Every time a question suggested Azerite gear is underwhelming or has mostly uninspiring, passive traits, Ion visibly bristled. He spent quite a lot of time defending it, assuring us that, at max level especially, and once we start raiding, Azerite gear is both useful and a lot of fun.

Personally, I’m not really sure why people are already so against Azerite gear. The point that we’ve mostly seen low-level questing gear, and can’t exactly judge end-game content by that, is a fair one. Also, I haven’t played a lot with Azerite gear in the beta, but I have played with it a bit, and I genuinely find the system really engaging. I actually wasn’t sold on artifact weapons in Legion (look, Titanstrike is boring, okay? They gave us a gun and it wasn’t Flintlocke’s gun? GTFO.) but once I got used to the system, I discovered that artifact weapons are actually pretty great.
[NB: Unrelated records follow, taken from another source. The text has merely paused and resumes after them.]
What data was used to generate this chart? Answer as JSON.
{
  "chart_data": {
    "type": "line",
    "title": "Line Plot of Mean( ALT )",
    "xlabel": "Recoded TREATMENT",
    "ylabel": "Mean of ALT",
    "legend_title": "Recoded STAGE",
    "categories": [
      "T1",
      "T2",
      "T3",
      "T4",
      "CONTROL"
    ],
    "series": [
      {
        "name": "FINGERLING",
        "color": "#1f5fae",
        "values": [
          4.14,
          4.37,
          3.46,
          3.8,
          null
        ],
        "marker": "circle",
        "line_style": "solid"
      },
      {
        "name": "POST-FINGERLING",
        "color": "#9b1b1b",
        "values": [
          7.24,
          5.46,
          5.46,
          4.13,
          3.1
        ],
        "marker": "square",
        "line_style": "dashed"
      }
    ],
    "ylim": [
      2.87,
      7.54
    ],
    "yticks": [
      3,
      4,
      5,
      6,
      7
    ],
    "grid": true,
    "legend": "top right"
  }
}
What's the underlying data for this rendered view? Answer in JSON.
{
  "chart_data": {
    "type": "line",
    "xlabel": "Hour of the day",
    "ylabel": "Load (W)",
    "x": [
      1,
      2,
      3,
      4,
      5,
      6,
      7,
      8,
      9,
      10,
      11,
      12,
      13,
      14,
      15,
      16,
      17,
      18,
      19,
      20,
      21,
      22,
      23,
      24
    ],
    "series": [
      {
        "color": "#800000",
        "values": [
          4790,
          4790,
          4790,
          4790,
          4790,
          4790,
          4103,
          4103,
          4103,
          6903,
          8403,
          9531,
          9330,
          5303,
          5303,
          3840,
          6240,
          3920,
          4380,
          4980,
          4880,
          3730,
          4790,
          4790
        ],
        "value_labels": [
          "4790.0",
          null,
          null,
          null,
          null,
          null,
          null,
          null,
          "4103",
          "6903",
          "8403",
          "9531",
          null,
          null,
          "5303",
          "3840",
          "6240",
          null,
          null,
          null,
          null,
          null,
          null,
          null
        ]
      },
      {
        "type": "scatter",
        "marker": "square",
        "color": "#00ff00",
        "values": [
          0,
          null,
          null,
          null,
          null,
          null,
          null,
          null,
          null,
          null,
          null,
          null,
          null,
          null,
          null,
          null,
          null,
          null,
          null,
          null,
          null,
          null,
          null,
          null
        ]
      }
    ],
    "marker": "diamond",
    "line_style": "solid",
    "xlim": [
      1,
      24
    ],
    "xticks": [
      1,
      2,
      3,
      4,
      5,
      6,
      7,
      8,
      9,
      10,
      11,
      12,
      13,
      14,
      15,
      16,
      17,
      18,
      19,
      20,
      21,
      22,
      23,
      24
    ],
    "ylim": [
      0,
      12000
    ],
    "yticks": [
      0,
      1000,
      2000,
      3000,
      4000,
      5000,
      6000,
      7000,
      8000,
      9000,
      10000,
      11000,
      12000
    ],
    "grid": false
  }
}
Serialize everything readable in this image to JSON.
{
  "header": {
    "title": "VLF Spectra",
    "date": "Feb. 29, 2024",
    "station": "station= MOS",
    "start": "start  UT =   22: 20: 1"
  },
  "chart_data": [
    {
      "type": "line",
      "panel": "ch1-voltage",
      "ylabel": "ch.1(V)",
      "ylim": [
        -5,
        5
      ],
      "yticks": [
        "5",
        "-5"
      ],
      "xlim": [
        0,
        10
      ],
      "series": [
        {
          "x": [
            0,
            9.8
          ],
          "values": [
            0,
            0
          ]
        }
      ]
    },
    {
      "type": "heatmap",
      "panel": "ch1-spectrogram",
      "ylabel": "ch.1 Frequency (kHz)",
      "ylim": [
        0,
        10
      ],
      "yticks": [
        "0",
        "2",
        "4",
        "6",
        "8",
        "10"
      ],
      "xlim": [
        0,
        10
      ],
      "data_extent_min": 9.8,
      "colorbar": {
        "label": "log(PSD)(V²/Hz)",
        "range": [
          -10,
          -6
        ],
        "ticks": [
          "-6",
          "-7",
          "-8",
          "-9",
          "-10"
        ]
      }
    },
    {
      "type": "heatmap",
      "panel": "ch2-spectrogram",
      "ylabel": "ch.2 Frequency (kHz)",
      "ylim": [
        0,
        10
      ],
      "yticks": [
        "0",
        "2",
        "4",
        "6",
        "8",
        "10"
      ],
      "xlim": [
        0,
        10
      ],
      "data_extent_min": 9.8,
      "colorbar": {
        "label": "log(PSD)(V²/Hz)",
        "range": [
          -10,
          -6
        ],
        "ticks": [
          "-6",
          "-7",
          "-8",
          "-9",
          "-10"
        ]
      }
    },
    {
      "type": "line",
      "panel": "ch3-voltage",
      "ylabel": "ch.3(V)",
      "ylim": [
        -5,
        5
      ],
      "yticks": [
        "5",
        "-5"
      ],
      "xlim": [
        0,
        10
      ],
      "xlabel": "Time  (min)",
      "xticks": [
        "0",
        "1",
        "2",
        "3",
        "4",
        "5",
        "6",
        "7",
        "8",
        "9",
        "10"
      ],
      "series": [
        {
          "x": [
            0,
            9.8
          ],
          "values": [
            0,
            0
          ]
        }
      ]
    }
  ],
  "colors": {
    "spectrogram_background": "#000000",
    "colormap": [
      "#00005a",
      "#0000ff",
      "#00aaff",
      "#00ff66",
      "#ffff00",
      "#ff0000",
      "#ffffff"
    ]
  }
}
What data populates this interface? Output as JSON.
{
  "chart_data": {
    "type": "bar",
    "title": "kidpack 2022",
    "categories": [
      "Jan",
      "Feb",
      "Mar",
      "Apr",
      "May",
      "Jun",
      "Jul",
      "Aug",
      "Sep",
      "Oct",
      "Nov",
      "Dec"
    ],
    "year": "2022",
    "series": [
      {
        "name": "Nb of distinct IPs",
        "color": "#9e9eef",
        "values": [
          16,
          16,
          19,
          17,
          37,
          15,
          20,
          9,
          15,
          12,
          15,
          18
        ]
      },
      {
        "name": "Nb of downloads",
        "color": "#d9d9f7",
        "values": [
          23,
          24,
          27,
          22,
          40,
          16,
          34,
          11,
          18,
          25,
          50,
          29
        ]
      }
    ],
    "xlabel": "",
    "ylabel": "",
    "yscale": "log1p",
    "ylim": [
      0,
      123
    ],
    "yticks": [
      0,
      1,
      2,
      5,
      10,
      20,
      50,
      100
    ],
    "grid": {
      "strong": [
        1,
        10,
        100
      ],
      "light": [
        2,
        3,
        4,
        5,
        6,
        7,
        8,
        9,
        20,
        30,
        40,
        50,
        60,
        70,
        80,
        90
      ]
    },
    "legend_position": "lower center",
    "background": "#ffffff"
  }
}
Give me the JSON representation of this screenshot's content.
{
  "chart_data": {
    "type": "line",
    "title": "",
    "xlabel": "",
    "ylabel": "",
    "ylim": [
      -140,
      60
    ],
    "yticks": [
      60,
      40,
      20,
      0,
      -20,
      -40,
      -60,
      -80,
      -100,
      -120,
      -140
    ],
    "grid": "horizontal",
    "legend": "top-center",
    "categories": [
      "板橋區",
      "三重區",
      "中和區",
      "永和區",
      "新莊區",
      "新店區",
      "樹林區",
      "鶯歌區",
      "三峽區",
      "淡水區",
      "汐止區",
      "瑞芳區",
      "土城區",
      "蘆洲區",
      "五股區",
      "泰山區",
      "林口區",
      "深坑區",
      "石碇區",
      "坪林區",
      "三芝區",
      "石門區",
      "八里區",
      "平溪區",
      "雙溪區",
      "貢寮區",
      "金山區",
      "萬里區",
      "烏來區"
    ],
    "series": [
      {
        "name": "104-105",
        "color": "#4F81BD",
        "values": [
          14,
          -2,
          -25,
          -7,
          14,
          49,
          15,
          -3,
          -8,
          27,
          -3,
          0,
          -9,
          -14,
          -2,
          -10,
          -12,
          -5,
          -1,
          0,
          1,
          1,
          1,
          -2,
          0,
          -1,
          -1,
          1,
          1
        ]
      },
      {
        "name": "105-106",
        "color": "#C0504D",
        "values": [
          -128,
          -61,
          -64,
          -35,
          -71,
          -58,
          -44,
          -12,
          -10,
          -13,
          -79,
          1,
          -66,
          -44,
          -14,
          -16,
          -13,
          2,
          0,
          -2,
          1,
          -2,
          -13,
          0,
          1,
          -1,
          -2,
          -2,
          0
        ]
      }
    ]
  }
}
Hopefully we’ll find the same with Azerite gear.

Don’t expect a new talent tier any time soon

Frankly, they’re too worried about bloat. I think this is a major reason why we’re seeing different systems to give us new abilities and toys – artifacts in Legion and now Azerite gear in BFA. Which is fine and all (I actually really like it), but I do still hope they will find a way to give me back my zoo build. I’m a Beast Mastery Hunter, Blizzard. I want to be master of beasts! Just give me back my zoo build!

Pretty please?

The mage tower challenge was a success, and we’ll probably see something like it in BFA

They definitely like the idea of giving us individual challenges to test our personal abilities. I’m really happy about this, because the Mage Tower challenge was one of my favourite things in Legion. Impossibly hard at first, over time it did become easier – though still challenging. When I finally completed it, I felt like a badass, and I’m still using the artifact skin I got from it, even though I think that skin is hideous. It doesn’t sound like it will ever become as much of a thing as, say, raiding, but it sounds like personal challenges are absolutely something we’ll see more of in the future. And that’s pretty great.